I had surgery on my tibia this morning and have been thinking about the now-prosthetic element of my leg. There’s a contradictory fascination with this for me. I marvel at the expertise and speed with which my leg has been reconstructed (God bless the NHS) and am intrigued at the idea of a titanium rod becoming a life-long partner to my anatomy, but also disturbed by notions of what is natural and unnatural, as though my body is now de-humanised, mechanised in some form. And yet, we would usually place the human on the ‘unnatural’ side of that opposition which splits the ‘natural’ world and us. So where does that place me now? I also can’t help being aware that the rod in my leg will be the most enduring aspect of me – it will outlive me by a long way, perhaps transmuted into something else after my life time, but still persisting, and carrying with it the narrative of its relatively brief encounter with the inside of my leg.

And it just so happens that all this musing on my own ‘new’ body coincides with a selection of critical texts I have with me on the subjects of medieval inter-corporealities, hybrid bodies, on the post-human, on the fusions of human and nonhuman forms, both animate, inanimate, tangible and intangible. I intend for my coming chapter to explore the idea of mutilated bodily forms, and the strange literal and metaphorical misfit avian-human bodies that occur in John Gower’s Confessio Amantis (The Lover’s Confession) tales, which in turn are re-tellings (transmutations) of Ovid’s Metamorphoses. So I’m happy enough with my leg elevated and the chance to ponder medieval hybrid forms that proliferate in literature and marginal illustrations. My leg is a crass, very literal example of all this, but it did strike some interesting resemblances with what I am reading. Jeffrey Jerome Cohen, for instance, states in Medieval Identity Machines, that ‘human identity is … unstable, contingent, hybrid, discontinuous; that the work of creating a human body is never finished’ or, elsewhere, that ‘always supported by objects, substances, and ecologies, the human is never unaccompanied’ (Inhuman Nature). If I considered my human body as a discrete and defined, closed flesh-and-blood anatomy (forgetting the fact that 90% of the DNA in my body belongs to microbial bodies anyway), I find it hard to do so in quite the same way now!

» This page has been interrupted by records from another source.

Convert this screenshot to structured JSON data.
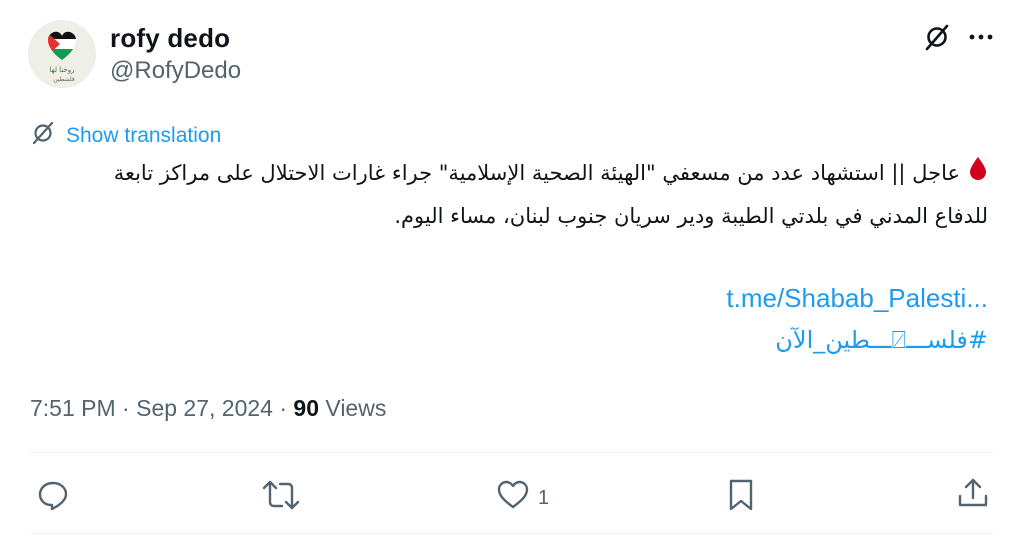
{
  "user": {
    "display_name": "rofy dedo",
    "handle": "@RofyDedo",
    "avatar_icon": "avatar-palestine-flag-heart"
  },
  "top_actions": {
    "grok_icon": "grok-icon",
    "more_icon": "more-icon"
  },
  "translation": {
    "label": "Show translation",
    "icon": "translate-icon"
  },
  "tweet": {
    "line1": "عاجل || استشهاد عدد من مسعفي \"الهيئة الصحية الإسلامية\" جراء غارات الاحتلال على مراكز تابعة",
    "line2": "للدفاع المدني في بلدتي الطيبة ودير سريان جنوب لبنان، مساء اليوم.",
    "link": "t.me/Shabab_Palesti...",
    "hashtag": "#فلســـ⍁ـــطين_الآن"
  },
  "meta": {
    "time": "7:51 PM",
    "separator": "·",
    "date": "Sep 27, 2024",
    "views_count": "90",
    "views_label": "Views"
  },
  "actions": {
    "reply_icon": "reply-icon",
    "retweet_icon": "retweet-icon",
    "like_icon": "heart-icon",
    "like_count": "1",
    "bookmark_icon": "bookmark-icon",
    "share_icon": "share-icon"
  },
  "colors": {
    "accent": "#1d9bf0",
    "secondary_text": "#536471",
    "primary_text": "#0f1419",
    "blood_drop": "#d0021b"
  }
}
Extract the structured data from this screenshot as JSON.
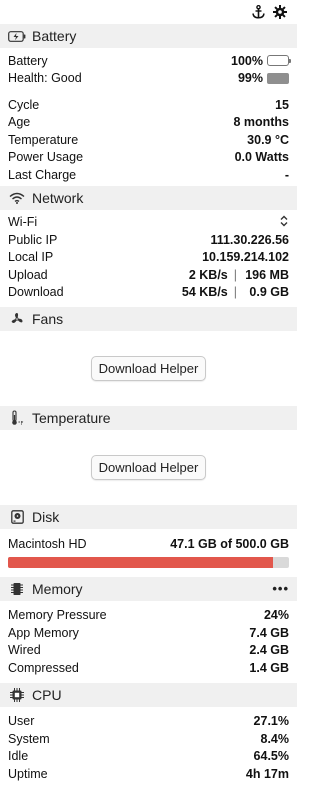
{
  "colors": {
    "battery_fill": "#4cd964",
    "health_fill": "#8e8e8e",
    "disk_fill": "#e2574c",
    "disk_track": "#d9d9d9"
  },
  "topbar": {
    "icons": [
      "anchor-icon",
      "gear-icon"
    ]
  },
  "battery": {
    "title": "Battery",
    "rows": [
      {
        "label": "Battery",
        "value": "100%"
      },
      {
        "label": "Health: Good",
        "value": "99%"
      }
    ],
    "level": 1.0,
    "health_level": 0.99,
    "details": [
      {
        "label": "Cycle",
        "value": "15"
      },
      {
        "label": "Age",
        "value": "8 months"
      },
      {
        "label": "Temperature",
        "value": "30.9 °C"
      },
      {
        "label": "Power Usage",
        "value": "0.0 Watts"
      },
      {
        "label": "Last Charge",
        "value": "-"
      }
    ]
  },
  "network": {
    "title": "Network",
    "interface": "Wi-Fi",
    "public_ip_label": "Public IP",
    "public_ip": "111.30.226.56",
    "local_ip_label": "Local IP",
    "local_ip": "10.159.214.102",
    "upload_label": "Upload",
    "upload_rate": "2 KB/s",
    "upload_total": "196 MB",
    "download_label": "Download",
    "download_rate": "54 KB/s",
    "download_total": "0.9 GB",
    "separator": "|"
  },
  "fans": {
    "title": "Fans",
    "button": "Download Helper"
  },
  "temperature": {
    "title": "Temperature",
    "button": "Download Helper"
  },
  "disk": {
    "title": "Disk",
    "name": "Macintosh HD",
    "usage": "47.1 GB of 500.0 GB",
    "used_fraction": 0.942
  },
  "memory": {
    "title": "Memory",
    "more": "•••",
    "rows": [
      {
        "label": "Memory Pressure",
        "value": "24%"
      },
      {
        "label": "App Memory",
        "value": "7.4 GB"
      },
      {
        "label": "Wired",
        "value": "2.4 GB"
      },
      {
        "label": "Compressed",
        "value": "1.4 GB"
      }
    ]
  },
  "cpu": {
    "title": "CPU",
    "rows": [
      {
        "label": "User",
        "value": "27.1%"
      },
      {
        "label": "System",
        "value": "8.4%"
      },
      {
        "label": "Idle",
        "value": "64.5%"
      },
      {
        "label": "Uptime",
        "value": "4h 17m"
      }
    ]
  }
}
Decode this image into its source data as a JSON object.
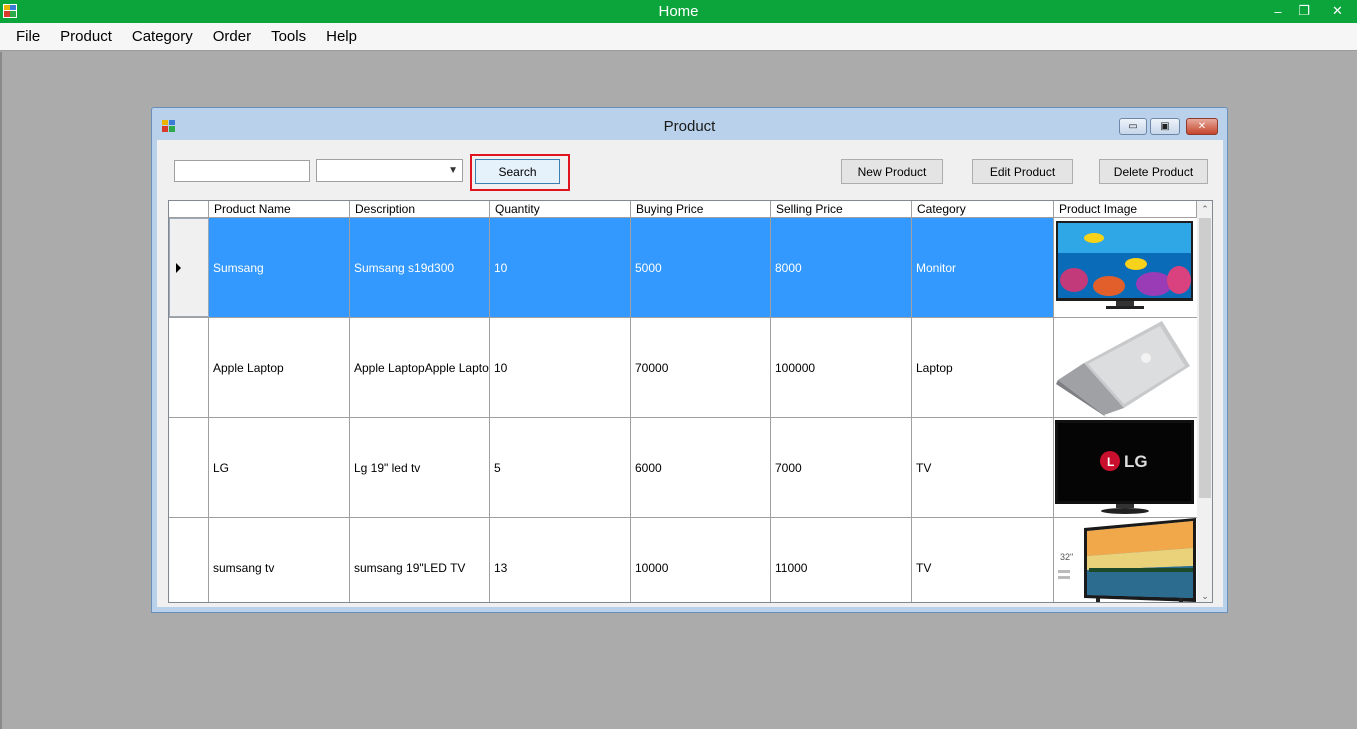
{
  "main_window": {
    "title": "Home",
    "controls": {
      "minimize": "–",
      "maximize": "❐",
      "close": "✕"
    }
  },
  "menu": [
    "File",
    "Product",
    "Category",
    "Order",
    "Tools",
    "Help"
  ],
  "product_window": {
    "title": "Product",
    "controls": {
      "minimize": "▭",
      "maximize": "▣",
      "close": "✕"
    },
    "search_input": {
      "value": ""
    },
    "category_select": {
      "value": ""
    },
    "buttons": {
      "search": "Search",
      "new": "New Product",
      "edit": "Edit Product",
      "delete": "Delete Product"
    },
    "grid": {
      "columns": [
        "Product Name",
        "Description",
        "Quantity",
        "Buying Price",
        "Selling Price",
        "Category",
        "Product Image"
      ],
      "rows": [
        {
          "name": "Sumsang",
          "description": "Sumsang s19d300",
          "quantity": "10",
          "buying_price": "5000",
          "selling_price": "8000",
          "category": "Monitor",
          "image": "monitor-aquarium-image",
          "selected": true
        },
        {
          "name": "Apple Laptop",
          "description": "Apple LaptopApple Lapto…",
          "quantity": "10",
          "buying_price": "70000",
          "selling_price": "100000",
          "category": "Laptop",
          "image": "silver-laptop-image",
          "selected": false
        },
        {
          "name": "LG",
          "description": "Lg 19\" led tv",
          "quantity": "5",
          "buying_price": "6000",
          "selling_price": "7000",
          "category": "TV",
          "image": "lg-tv-image",
          "image_label": "LG",
          "selected": false
        },
        {
          "name": "sumsang tv",
          "description": "sumsang 19\"LED TV",
          "quantity": "13",
          "buying_price": "10000",
          "selling_price": "11000",
          "category": "TV",
          "image": "led-tv-landscape-image",
          "image_label": "32\"",
          "selected": false
        }
      ]
    },
    "scrollbar": {
      "up": "⌃",
      "down": "⌄"
    }
  },
  "colors": {
    "titlebar": "#0ca53b",
    "selection": "#3399ff",
    "highlight_box": "#e0141e"
  }
}
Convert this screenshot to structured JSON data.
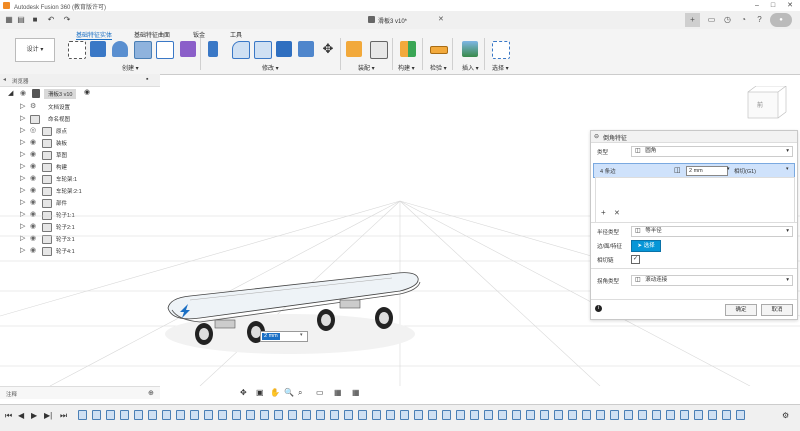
{
  "window": {
    "title": "Autodesk Fusion 360 (教育版许可)",
    "colors": {
      "accent": "#1a6fc4",
      "selection": "#cfe2fb",
      "ok": "#0696d7"
    }
  },
  "document": {
    "tab_label": "滑板3 v10*"
  },
  "toolbar": {
    "design_label": "设计",
    "tabs": [
      "基础特征实体",
      "基础特征曲面",
      "钣金",
      "工具"
    ],
    "groups": [
      "创建",
      "修改",
      "装配",
      "构建",
      "检验",
      "插入",
      "选择"
    ]
  },
  "browser": {
    "header": "浏览器",
    "root": "滑板3 v10",
    "items": [
      "文档设置",
      "命名视图",
      "原点",
      "装板",
      "草图",
      "构建",
      "车轮架:1",
      "车轮架:2:1",
      "部件",
      "轮子1:1",
      "轮子2:1",
      "轮子3:1",
      "轮子4:1"
    ]
  },
  "panel": {
    "title": "倒角特征",
    "type_label": "类型",
    "type_value": "圆角",
    "edge_count": "4 条边",
    "edge_value": "2 mm",
    "continuity": "相切(G1)",
    "radius_type_label": "半径类型",
    "radius_type_value": "等半径",
    "edges_label": "边/面/特征",
    "select_label": "选择",
    "tangent_label": "相切链",
    "corner_label": "拐角类型",
    "corner_value": "滚动连接",
    "ok": "确定",
    "cancel": "取消"
  },
  "viewport": {
    "input_value": "2 mm",
    "viewcube_label": "前"
  },
  "comments": {
    "label": "注释"
  }
}
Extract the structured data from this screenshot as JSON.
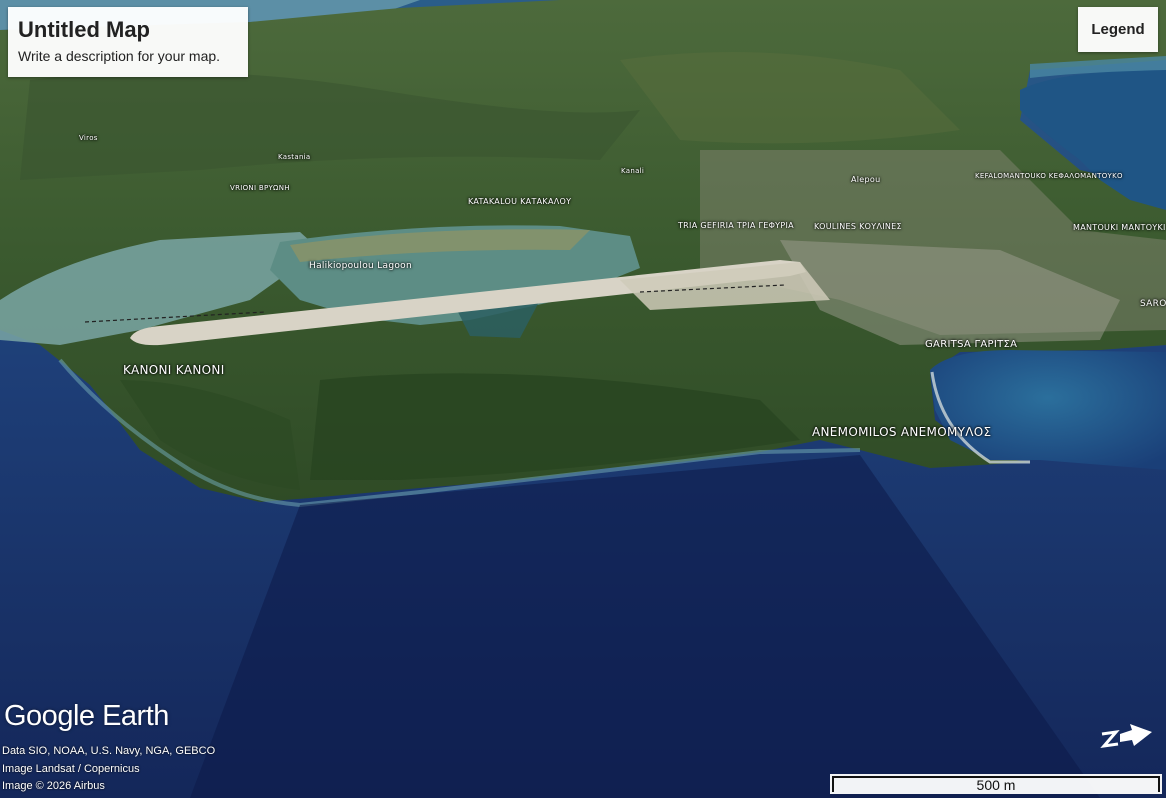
{
  "map": {
    "title": "Untitled Map",
    "description": "Write a description for your map.",
    "legend_label": "Legend"
  },
  "places": {
    "viros": "Viros",
    "kastania": "Kastania",
    "vrioni": "VRIONI ΒΡΥΩΝΗ",
    "kanali": "Kanali",
    "katakalou": "KATAKALOU ΚΑΤΑΚΑΛΟΥ",
    "alepou": "Alepou",
    "kefalomantouko": "KEFALOMANTOUKO ΚΕΦΑΛΟΜΑΝΤΟΥΚΟ",
    "tria_gefiria": "TRIA GEFIRIA ΤΡΙΑ ΓΕΦΥΡΙΑ",
    "koulines": "KOULINES ΚΟΥΛΙΝΕΣ",
    "mantouki": "MANTOUKI ΜΑΝΤΟΥΚΙ",
    "lagoon": "Halikiopoulou Lagoon",
    "saro": "SARO",
    "kanoni": "KANONI ΚΑΝΟΝΙ",
    "garitsa": "GARITSA ΓΑΡΙΤΣΑ",
    "anemomilos": "ANEMOMILOS ΑΝΕΜΟΜΥΛΟΣ"
  },
  "footer": {
    "logo": "Google Earth",
    "attribution_1": "Data SIO, NOAA, U.S. Navy, NGA, GEBCO",
    "attribution_2": "Image Landsat / Copernicus",
    "attribution_3": "Image © 2026 Airbus",
    "scale_label": "500 m"
  },
  "colors": {
    "deep_sea": "#1b2f5e",
    "land": "#3f5a2e",
    "lagoon": "#5f8e86",
    "runway": "#d8d3c6",
    "ui_panel": "#ffffff"
  },
  "icons": {
    "compass": "north-arrow-icon"
  }
}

The Rutland Psalter (13th cen.). Source: British Library public domain.

Medieval marginal hybrids. The Rutland Psalter (13th cen.). Source: British Library public domain.

Cohen’s key example of externally-affected bodies in his Machines’ introduction comes from medieval astrological texts which show the human body in synchronicity with cosmological forces – the great machine of heaven. I am prompted to think of these celestial forces on the lives of minerals in medieval thought, too, bringing me back to that titanium in my leg. In medieval encyclopedias (like Bartholomaeus’s De proprietatibus rerum (On the Properties of Things), metals were as much a part of the great chain of being as anything else, albeit relegated to a low position in the hierarchy. Albert the Great’s De mineralibus (Book of Minerals) considers the inanimate specifically. Stones and minerals had their own powers – alchemical and magical; inorganic and organic at the same time; composed of fire, air, earth and water; and potent with divine essence. I don’t think many of us would commit to the belief now that minerals obtain a heavenly ‘virtue’, but the most recent theories in broad cultural studies are encouraging us, as part of the broad ecological/environmental paradigm, to think of all interrelations in what Timothy Morton has most recently titled ‘the mesh’ (The Ecological Thought). Perhaps the example of my leg isn’t such a silly example after all; the experience has, quite literally, ‘opened the flesh to [not] animal or vegetal transformation’ (Cohen, Machines), but certainly mineral transformation.

Mandrake from the Tacuinum Sanitatis (15th cen.). Source: Wikipedia Commons.

Mandrake from the Tacuinum Sanitatis (15th cen.). Source: Wikipedia Commons.